After years of negotiations, Arizona came up with a drought contingency plan that relied, in substantial part, on gric’s willingness to leave two hundred thousand acre-feet of water in Lake Mead. The community was compensated about two hundred and fifty dollars an acre-foot for part of the water they left in the reservoir (they left fifty thousand acre-feet available for uncompensated conservation); if they had instead withdrawn the water and sold the credits on the open market, they would have fetched about twice as much, Hauter estimated. “There’s an opportunity cost, but having a stable system, even if it means having to sacrifice, makes sense to the community,” he said.

But the Southwest’s water woes have not been solved. Last year, the Bureau of Reclamation announced that Colorado River basin states and tribes would have to come up with an additional two to four million acre-feet of reductions to avert disaster—substantially more than they’d managed to agree to during the past two decades of tense discussions. What that plan will look like is still being worked out, but, as negotiations progressed last summer, Lewis grew worried that the community’s willingness to compromise would result in it being taken advantage of. Frustrated that more progress wasn’t being made, gric briefly pulled out of discussions. “We are aware that this approach will have a very significant impact on the ability of the State of Arizona to make any meaningful commitment to water reductions,” Lewis wrote in a statement, “but we cannot continue to put the interests of all others above our own when no other parties seem committed to the common goal of a cooperative basin-wide agreement.” Shortly afterward, encouraged in part by the Inflation Reduction Act, which allocated four billion dollars to improving water infrastructure, gric returned to the negotiating table. Still, the community’s point seems to have gotten across. “I know that they dont want to be characterized as a source of water that will solve the state’s problems,” Buschatzke told me.
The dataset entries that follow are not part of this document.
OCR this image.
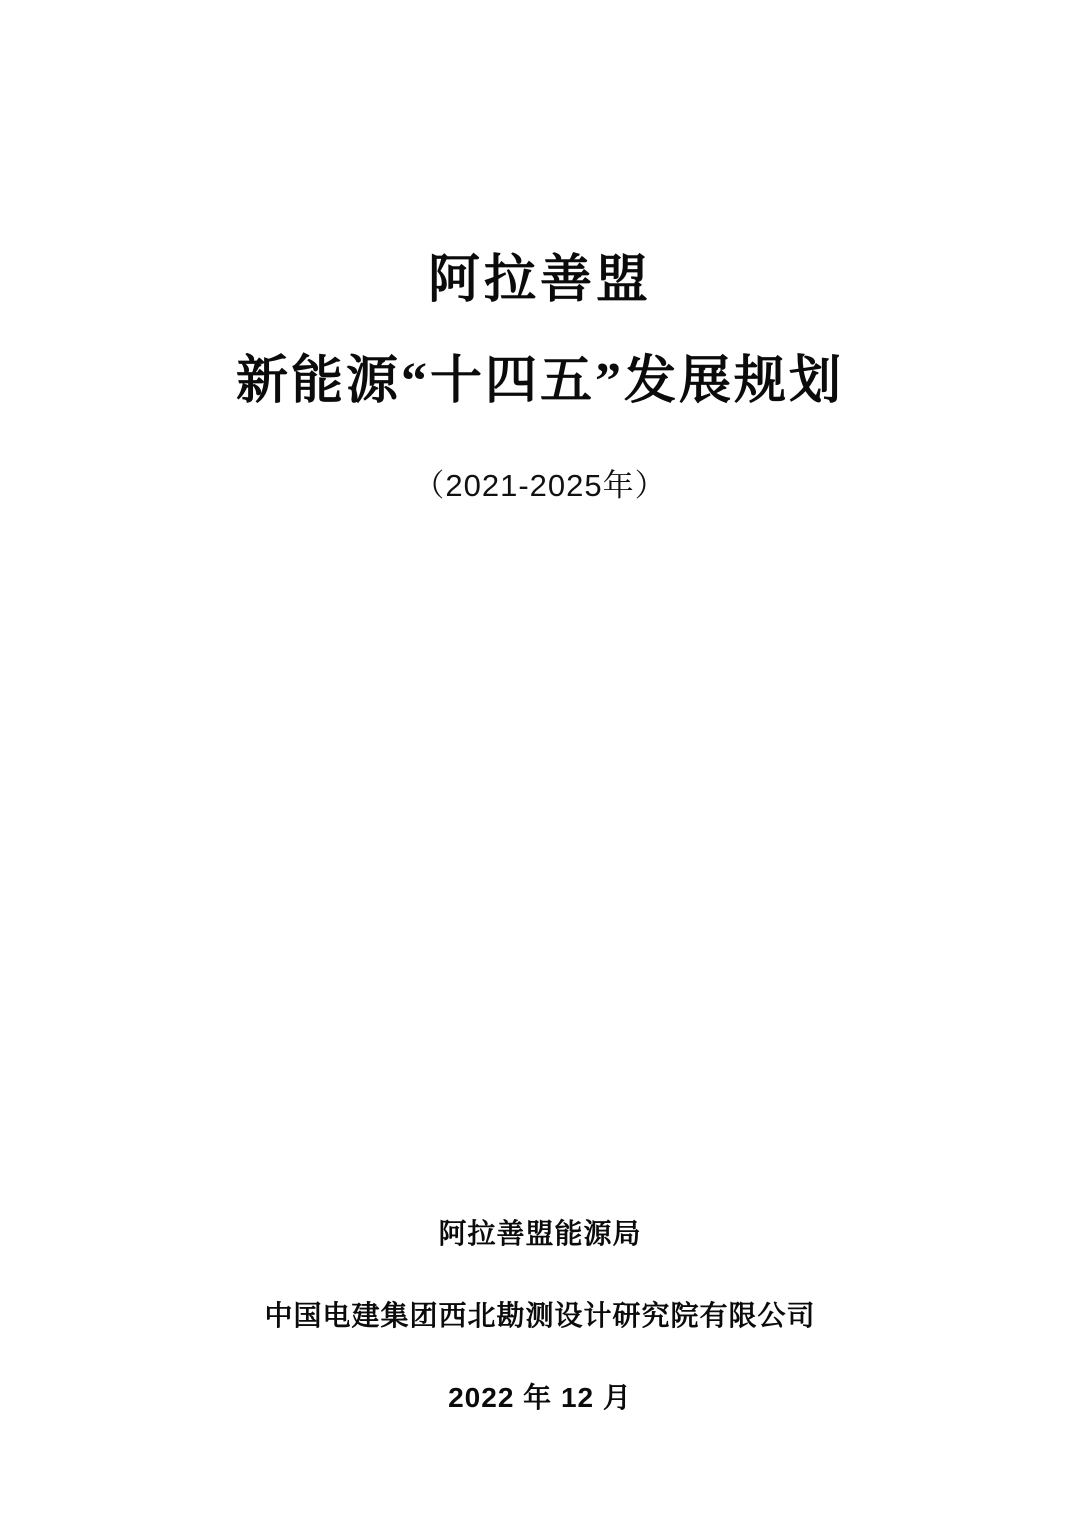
阿拉善盟
新能源“十四五”发展规划
（2021-2025年）
阿拉善盟能源局
中国电建集团西北勘测设计研究院有限公司
2022 年 12 月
Amid all the water-wrangling and water-politicking, one of Stephen Lewis’s goals as governor was to restore part of the Gila River ecosystem; he wanted to show me the result. We walked down a dirt path edged by willows toward a thin ribbon of river, lined with cattails. It felt like another world after those miles of stark scrubland. A bird swooped low, and we were surrounded by the thrum of insects.

This restored riparian zone, which goes by the unromantic name Managed Aquifer Recharge 5, was part of gric’s water-storage project. Storing the water underground—that is, pumping it here and essentially allowing it to seep into the aquifer—not only supplied the community with marketable water credits, it had also radically transformed this small patch of desert. “It’s the best example I’ve seen of a fully integrated water-management plan,” Megdal, of the Water Resources Research Center, told me later. “They take care of the economy, the environment, the water management. It’s all there.”

I stood on a metal grate and tried to make sense of the system of concrete culverts, pumps, and diverters that had made this small oasis possible. The river was more infrastructure than nature—but most of them are, these days. And there’s nothing like the rich smell of water in the desert.